Presiden Tayyip Erdogan mengatakan pada hari Minggu dia mengikuti dengan seksama kasus hilangnya jurnalis Saudi, Jamal Khashoggi, setelah para pejabat Turki mengatakan mereka percaya dia telah dibunuh di konsulat Saudi di Istanbul.

Erdogan mengatakan kepada wartawan bahwa pihak berwenang sedang memeriksa rekaman kamera dan rekaman bandara sebagai bagian dari penyelidikan mereka terhadap hilangnya pekan lalu Khashoggi, yang telah semakin kritis terhadap penguasa Arab Saudi.

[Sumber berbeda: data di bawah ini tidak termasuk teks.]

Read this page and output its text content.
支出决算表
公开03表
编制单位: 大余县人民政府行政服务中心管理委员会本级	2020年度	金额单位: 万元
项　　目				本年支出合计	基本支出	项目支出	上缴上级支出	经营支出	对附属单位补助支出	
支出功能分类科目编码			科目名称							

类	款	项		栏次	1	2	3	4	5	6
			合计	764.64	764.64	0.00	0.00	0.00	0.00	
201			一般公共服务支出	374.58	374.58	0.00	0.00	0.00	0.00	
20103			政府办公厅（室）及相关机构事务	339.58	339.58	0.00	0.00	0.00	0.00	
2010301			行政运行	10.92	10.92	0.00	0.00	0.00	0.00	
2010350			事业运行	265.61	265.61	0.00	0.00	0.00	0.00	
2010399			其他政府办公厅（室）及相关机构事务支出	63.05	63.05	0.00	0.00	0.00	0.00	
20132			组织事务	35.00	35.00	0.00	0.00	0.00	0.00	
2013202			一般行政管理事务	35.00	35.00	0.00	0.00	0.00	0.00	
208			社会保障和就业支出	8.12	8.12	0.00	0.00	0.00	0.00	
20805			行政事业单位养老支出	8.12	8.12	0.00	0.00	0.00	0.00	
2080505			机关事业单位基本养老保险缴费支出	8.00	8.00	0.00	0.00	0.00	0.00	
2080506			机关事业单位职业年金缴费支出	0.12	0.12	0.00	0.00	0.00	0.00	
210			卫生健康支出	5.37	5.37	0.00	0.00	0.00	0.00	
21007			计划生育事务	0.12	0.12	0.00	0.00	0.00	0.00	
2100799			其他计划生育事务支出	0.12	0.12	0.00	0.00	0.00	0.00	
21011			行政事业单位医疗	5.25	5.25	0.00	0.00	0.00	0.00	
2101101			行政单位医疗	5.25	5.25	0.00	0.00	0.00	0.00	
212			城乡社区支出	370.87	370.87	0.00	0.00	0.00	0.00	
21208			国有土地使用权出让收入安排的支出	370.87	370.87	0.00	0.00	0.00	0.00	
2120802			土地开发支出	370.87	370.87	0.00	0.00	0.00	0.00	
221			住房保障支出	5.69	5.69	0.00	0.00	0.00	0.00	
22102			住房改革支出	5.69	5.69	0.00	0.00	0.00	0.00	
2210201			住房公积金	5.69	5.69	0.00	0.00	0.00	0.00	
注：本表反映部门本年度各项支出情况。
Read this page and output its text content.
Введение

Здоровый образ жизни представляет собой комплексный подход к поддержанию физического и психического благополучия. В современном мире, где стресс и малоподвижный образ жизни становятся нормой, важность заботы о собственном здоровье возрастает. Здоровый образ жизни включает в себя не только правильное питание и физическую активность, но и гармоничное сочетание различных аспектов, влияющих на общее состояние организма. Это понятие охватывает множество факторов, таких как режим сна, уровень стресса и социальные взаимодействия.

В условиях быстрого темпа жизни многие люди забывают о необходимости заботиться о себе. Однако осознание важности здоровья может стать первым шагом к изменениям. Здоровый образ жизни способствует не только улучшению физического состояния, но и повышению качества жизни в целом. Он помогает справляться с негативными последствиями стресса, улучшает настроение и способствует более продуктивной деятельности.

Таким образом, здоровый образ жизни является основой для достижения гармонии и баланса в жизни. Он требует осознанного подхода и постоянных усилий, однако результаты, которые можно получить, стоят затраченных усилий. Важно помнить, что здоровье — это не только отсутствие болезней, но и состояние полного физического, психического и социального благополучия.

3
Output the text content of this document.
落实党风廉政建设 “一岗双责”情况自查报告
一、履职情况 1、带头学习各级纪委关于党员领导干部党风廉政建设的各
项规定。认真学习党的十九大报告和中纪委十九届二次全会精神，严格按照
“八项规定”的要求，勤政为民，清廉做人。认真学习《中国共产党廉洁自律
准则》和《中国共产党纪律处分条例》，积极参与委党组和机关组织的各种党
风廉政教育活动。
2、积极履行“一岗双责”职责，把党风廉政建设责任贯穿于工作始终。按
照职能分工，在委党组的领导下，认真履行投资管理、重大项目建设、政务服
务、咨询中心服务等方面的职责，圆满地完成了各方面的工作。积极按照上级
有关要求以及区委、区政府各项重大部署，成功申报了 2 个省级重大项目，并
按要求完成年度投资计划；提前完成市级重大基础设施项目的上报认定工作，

Seorang mantan editor surat kabar di Arab Saudi dan penasihat mantan kepala intelijennya, Khashoggi meninggalkan negara itu tahun lalu mengatakan dia takut retribusi karena kritiknya terhadap kebijakan Saudi dalam perang Yaman dan penindasannya terhadap perbedaan pendapat.

Pada hari Selasa dia memasuki konsulat Saudi di Istanbul untuk mendapatkan dokumen untuk pernikahannya yang akan datang. Para pejabat Saudi mengatakan dia pergi tidak lama kemudian tetapi tunangannya, yang menunggu di luar, mengatakan dia tidak pernah keluar.

Dua sumber Turki mengatakan kepada Reuters, pemerintah Turki percaya bahwa Khashoggi sengaja dibunuh di dalam konsulat, sebuah pandangan digemakan oleh salah satu penasihat Erdogan, Yasin Aktay, yang juga seorang teman wartawan Saudi.

“Perasaan saya adalah bahwa dia telah dibunuh … di konsulat,” kata Aktay.

Erdogan mengatakan dia secara pribadi mengikuti masalah ini, tanpa mengatakan apa yang dia yakini telah terjadi pada Khashoggi.